Hücre zarlarındaki biyoelektrik süreçler

Plazmalemmanın dış yüzeyi (pozitif yüklüdür) ile sitoplazmanın negatif yüklü duvar tabakası arasında potansiyel bir fark olduğu tespit edilmiştir. Buna dinlenme potansiyeli adı verildi ve tüm canlı hücrelerin doğasında var. Ve sinir dokusu sadece dinlenme potansiyeline sahip olmakla kalmıyor, aynı zamanda uyarma süreci adı verilen zayıf biyoakımları da iletebiliyor. Reseptörlerden tahriş alan sinir hücrelerinin-nöronların dış zarları yükleri değiştirmeye başlar: sodyum iyonları hücreye kitlesel olarak girer ve plazmalemmanın yüzeyi elektronegatif hale gelir. Ve fazla katyon nedeniyle sitoplazmanın duvara yakın tabakası pozitif bir yük alır. Bu, uyarılma sürecinin altında yatan sinir uyarılarının iletilmesine neden olan nöronun dış hücre zarının neden yeniden yüklendiğini açıklar.

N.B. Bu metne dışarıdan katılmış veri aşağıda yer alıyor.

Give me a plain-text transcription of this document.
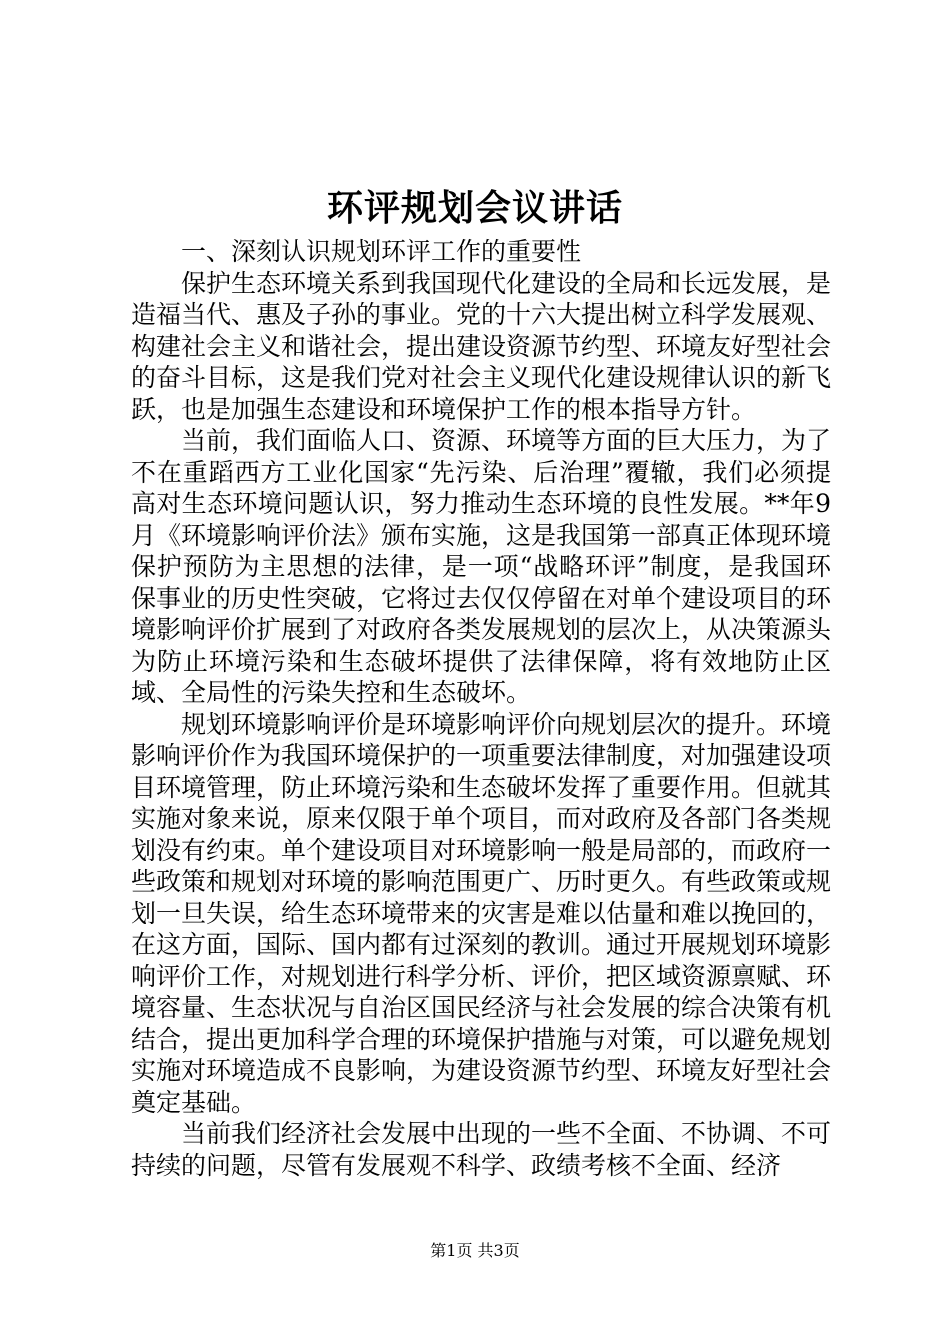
环评规划会议讲话

一、深刻认识规划环评工作的重要性

保护生态环境关系到我国现代化建设的全局和长远发展，是造福当代、惠及子孙的事业。党的十六大提出树立科学发展观、构建社会主义和谐社会，提出建设资源节约型、环境友好型社会的奋斗目标，这是我们党对社会主义现代化建设规律认识的新飞跃，也是加强生态建设和环境保护工作的根本指导方针。

当前，我们面临人口、资源、环境等方面的巨大压力，为了不在重蹈西方工业化国家“先污染、后治理”覆辙，我们必须提高对生态环境问题认识，努力推动生态环境的良性发展。**年9月《环境影响评价法》颁布实施，这是我国第一部真正体现环境保护预防为主思想的法律，是一项“战略环评”制度，是我国环保事业的历史性突破，它将过去仅仅停留在对单个建设项目的环境影响评价扩展到了对政府各类发展规划的层次上，从决策源头为防止环境污染和生态破坏提供了法律保障，将有效地防止区域、全局性的污染失控和生态破坏。

规划环境影响评价是环境影响评价向规划层次的提升。环境影响评价作为我国环境保护的一项重要法律制度，对加强建设项目环境管理，防止环境污染和生态破坏发挥了重要作用。但就其实施对象来说，原来仅限于单个项目，而对政府及各部门各类规划没有约束。单个建设项目对环境影响一般是局部的，而政府一些政策和规划对环境的影响范围更广、历时更久。有些政策或规划一旦失误，给生态环境带来的灾害是难以估量和难以挽回的，在这方面，国际、国内都有过深刻的教训。通过开展规划环境影响评价工作，对规划进行科学分析、评价，把区域资源禀赋、环境容量、生态状况与自治区国民经济与社会发展的综合决策有机结合，提出更加科学合理的环境保护措施与对策，可以避免规划实施对环境造成不良影响，为建设资源节约型、环境友好型社会奠定基础。

当前我们经济社会发展中出现的一些不全面、不协调、不可持续的问题，尽管有发展观不科学、政绩考核不全面、经济

第1页 共3页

Membran, organellerin ve hücrenin bir bütün olarak yüzeyini oluşturan ultra ince bir yapıdır. Tüm membranlar benzer bir yapıya sahiptir ve tek bir sisteme bağlanır.

Kimyasal bileşim

Hücre zarları kimyasal olarak homojendir ve çeşitli grupların proteinlerinden ve lipitlerinden oluşur:

  • fosfolipidler;
  • galaktolipidler;
  • sülfolipitler.

Ayrıca nükleik asitler, polisakkaritler ve diğer maddeleri de içerirler.

Fiziksel özellikler

Normal sıcaklıklarda membranlar sıvı kristal halindedir ve sürekli dalgalanır. Viskoziteleri bitkisel yağlara yakındır.

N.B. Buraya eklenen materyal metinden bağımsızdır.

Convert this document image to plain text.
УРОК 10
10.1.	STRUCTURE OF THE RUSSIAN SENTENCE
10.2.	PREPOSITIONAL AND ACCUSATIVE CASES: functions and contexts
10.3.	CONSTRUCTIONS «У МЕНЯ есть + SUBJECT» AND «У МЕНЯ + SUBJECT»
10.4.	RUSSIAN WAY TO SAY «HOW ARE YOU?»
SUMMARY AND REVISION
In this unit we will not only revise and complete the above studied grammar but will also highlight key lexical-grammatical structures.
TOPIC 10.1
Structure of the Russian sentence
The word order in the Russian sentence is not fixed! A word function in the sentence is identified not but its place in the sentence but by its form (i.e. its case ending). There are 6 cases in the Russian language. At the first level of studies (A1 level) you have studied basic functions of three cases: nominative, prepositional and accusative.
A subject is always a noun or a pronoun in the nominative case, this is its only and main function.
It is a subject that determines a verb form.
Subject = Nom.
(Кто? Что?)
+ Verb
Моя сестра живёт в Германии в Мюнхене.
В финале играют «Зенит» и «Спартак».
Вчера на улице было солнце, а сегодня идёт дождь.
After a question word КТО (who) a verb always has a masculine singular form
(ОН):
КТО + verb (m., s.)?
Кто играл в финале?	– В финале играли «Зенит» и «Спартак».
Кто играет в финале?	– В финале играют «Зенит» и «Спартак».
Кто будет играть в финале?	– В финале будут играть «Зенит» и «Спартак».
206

Membran geri kazanılabilir, dayanıklı, elastik ve gözeneklidir. Membran kalınlığı 7 - 14 nm'dir.

EN İYİ 4 makalebununla birlikte okuyanlar

Membran büyük moleküllere karşı geçirimsizdir. Küçük moleküller ve iyonlar, zarın farklı taraflarındaki konsantrasyon farklılıklarının etkisi altında ve ayrıca taşıma proteinlerinin yardımıyla gözeneklerden ve zarın kendisinden geçebilir.

Modeli

Tipik olarak membranların yapısı akışkan bir mozaik model kullanılarak tanımlanır. Membranın bir çerçevesi vardır - tuğla gibi birbirine sıkı sıkıya bitişik iki sıra lipit molekülü.

Pirinç. 1. Biyolojik membran bir çeşit sandviç.

Her iki tarafta lipitlerin yüzeyi proteinlerle kaplıdır. Mozaik desen, zarın yüzeyinde eşit olmayan şekilde dağılmış protein moleküllerinden oluşur.

Bilipid tabakasına dalma derecesine göre protein molekülleri ikiye ayrılır. üç grup:

  • transmembran;
  • batık;
  • yüzeysel.

Proteinler, zarın ana özelliğini sağlar - çeşitli maddelere karşı seçici geçirgenliği.

Membran türleri

Lokalizasyona göre tüm hücre zarları ayrılabilir aşağıdaki türler:

  • harici;
  • nükleer;
  • organel zarları.

Dış sito plazma zarı veya plazmalemma hücrenin sınırıdır. Hücre iskeletinin elemanlarına bağlanarak şeklini ve boyutunu korur.

Pirinç. 2. Hücre iskeleti.

Nükleer membran veya karyolemma nükleer içeriğin sınırıdır. Dıştakine çok benzeyen iki zardan yapılmıştır. Çekirdeğin dış zarı zarlarla ilişkilidir endoplazmik retikulum(EPS) ve gözenekler yoluyla iç zarla.

ER membranları sitoplazmanın tamamına nüfuz ederek, membran proteinleri de dahil olmak üzere çeşitli maddelerin sentezinin gerçekleştiği yüzeyler oluşturur.

Organel zarları

Organellerin çoğu membran yapısına sahiptir.

Duvarlar tek membrandan yapılmıştır:

  • Golgi kompleksi;
  • kofullar;
  • lizozomlar

Plastidler ve mitokondri iki kat zardan oluşur. Dış zarları pürüzsüzdür ve iç kısmı birçok kıvrım oluşturur.

Kloroplastların fotosentetik membranlarının özellikleri yerleşik klorofil molekülleridir.

Hayvan hücrelerinin dış zarlarının yüzeyinde glikokaliks adı verilen bir karbonhidrat tabakası bulunur.

Pirinç. 3. Glikokaliks.

Glikokaliks en çok bağırsak epitel hücrelerinde gelişir; burada sindirim için koşullar yaratır ve plazmalemmayı korur.

Tablo "Hücre zarının yapısı"

Ne öğrendik?

Hücre zarının yapısına ve işlevlerine baktık. Membran, hücrenin, çekirdeğin ve organellerin seçici (seçici) bir bariyeridir. Hücre zarının yapısı akışkan mozaik modeliyle tanımlanır. Bu modele göre, protein molekülleri viskoz lipitlerin çift katmanına yerleştirilmiştir.

Konuyla ilgili deneme

Raporun değerlendirilmesi

Ortalama derecelendirme: 4.5. Alınan toplam puan: 270.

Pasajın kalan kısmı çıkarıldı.